Dalam rapat nan membahas Rencana Kerja dan Anggaran (RKA) serta Rencana Kerja Pemerintah (RKP) Kementerian/Lembaga Tahun 2027 tersebut, Nusron menjelaskan bahwa anggaran itu bakal digunakan untuk mendukung penyelenggaraan tugas dan kegunaan kementerian, terutama dalam memperkuat jasa pertanahan, mempercepat program strategis nasional, serta meningkatkan kualitas penataan ruang di beragam wilayah Indonesia.
Untuk memperkuat penyelenggaraan program prioritas nasional, Kementerian ATR/BPN juga mengusulkan tambahan pagu anggaran tahun 2027 sebesar Rp3,23 triliun. Tambahan anggaran tersebut direncanakan untuk mendukung shopping pegawai, penyusunan Rencana Detail Tata Ruang (RDTR), program rehabilitasi dan rekonstruksi pascabencana, serta percepatan pembangunan tiga juta rumah.
"Ini sifatnya usulan, jika disetujui alhamdulillah," kata Nusron.
Pada kesempatan tersebut, Nusron juga melaporkan capaian keahlian dan realisasi anggaran hingga awal Juni 2026. Realisasi anggaran Kementerian ATR/BPN per 6 Juni 2026 tercatat sebesar Rp3.184.895.696.643 alias 36,23 persen dari total pagu Rp8.791.048.122.000.

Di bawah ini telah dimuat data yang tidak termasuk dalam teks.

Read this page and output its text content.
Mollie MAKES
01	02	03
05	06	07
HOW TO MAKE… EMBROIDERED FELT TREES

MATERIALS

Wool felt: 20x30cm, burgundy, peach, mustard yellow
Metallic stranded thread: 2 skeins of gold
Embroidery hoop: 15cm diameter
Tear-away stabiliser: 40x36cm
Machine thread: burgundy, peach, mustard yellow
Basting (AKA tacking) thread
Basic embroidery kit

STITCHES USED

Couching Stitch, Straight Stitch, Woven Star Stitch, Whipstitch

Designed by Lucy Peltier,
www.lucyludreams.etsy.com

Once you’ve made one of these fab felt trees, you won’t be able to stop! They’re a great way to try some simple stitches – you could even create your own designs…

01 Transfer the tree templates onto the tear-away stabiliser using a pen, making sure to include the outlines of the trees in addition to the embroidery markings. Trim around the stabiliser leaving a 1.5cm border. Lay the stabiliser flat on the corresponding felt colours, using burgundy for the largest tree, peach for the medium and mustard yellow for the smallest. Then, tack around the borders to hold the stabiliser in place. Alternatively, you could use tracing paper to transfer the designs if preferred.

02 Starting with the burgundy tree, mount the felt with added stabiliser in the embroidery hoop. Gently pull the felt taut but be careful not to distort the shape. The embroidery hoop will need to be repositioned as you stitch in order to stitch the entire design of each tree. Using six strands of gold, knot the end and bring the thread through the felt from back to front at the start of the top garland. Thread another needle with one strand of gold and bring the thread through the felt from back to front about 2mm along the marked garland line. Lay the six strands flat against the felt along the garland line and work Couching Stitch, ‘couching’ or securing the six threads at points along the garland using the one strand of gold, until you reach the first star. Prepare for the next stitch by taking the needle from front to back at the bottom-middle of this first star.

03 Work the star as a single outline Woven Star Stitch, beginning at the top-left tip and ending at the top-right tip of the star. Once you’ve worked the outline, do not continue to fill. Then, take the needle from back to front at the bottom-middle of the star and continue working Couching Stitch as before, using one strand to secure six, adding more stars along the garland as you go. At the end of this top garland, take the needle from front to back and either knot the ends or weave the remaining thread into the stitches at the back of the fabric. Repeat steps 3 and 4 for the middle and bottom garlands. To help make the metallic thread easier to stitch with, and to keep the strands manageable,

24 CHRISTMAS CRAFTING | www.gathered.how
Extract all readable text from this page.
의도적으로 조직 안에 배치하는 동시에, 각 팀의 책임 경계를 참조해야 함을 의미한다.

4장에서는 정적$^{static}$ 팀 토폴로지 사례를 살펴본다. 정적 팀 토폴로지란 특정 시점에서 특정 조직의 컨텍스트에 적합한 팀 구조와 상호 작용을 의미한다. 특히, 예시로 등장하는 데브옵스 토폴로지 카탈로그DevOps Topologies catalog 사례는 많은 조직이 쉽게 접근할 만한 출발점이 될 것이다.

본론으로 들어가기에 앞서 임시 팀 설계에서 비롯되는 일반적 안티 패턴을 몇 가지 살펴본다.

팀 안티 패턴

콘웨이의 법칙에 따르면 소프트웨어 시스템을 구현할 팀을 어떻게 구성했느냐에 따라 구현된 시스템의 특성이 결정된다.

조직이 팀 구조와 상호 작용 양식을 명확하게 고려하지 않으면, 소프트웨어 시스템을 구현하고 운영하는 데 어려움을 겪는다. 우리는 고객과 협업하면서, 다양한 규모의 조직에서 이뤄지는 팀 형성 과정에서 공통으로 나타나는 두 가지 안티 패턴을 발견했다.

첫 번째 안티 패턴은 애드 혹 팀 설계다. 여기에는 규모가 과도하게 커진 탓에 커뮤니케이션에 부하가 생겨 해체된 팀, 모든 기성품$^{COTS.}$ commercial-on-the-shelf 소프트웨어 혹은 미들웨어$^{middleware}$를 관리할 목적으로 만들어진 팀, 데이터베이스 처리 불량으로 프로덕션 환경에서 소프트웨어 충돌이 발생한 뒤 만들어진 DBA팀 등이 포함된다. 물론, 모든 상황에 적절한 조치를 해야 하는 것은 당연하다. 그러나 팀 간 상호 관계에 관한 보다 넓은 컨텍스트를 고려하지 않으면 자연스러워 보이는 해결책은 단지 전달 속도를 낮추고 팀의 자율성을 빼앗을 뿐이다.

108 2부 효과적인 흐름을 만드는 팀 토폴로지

"Penyerapan anggaran Kementerian ATR/BPN per 6 Juni 2026 sebesar Rp3,18 triliun alias telah mencapai 36,23 persen. Angka ini meningkat secara year on year dibandingkan periode nan sama pada 2025 nan sebesar 35,40 persen, alias naik sekitar 0,83 poin persentase," ungkap Nusron.
(Feby Novalius)
Ekonomi Okezone menyajikan buletin ekonomi terkini dan terpercaya. Dapatkan wawasan tentang tren pasar, kebijakan ekonomi, dan pergerakan finansial di Indonesia dan dunia.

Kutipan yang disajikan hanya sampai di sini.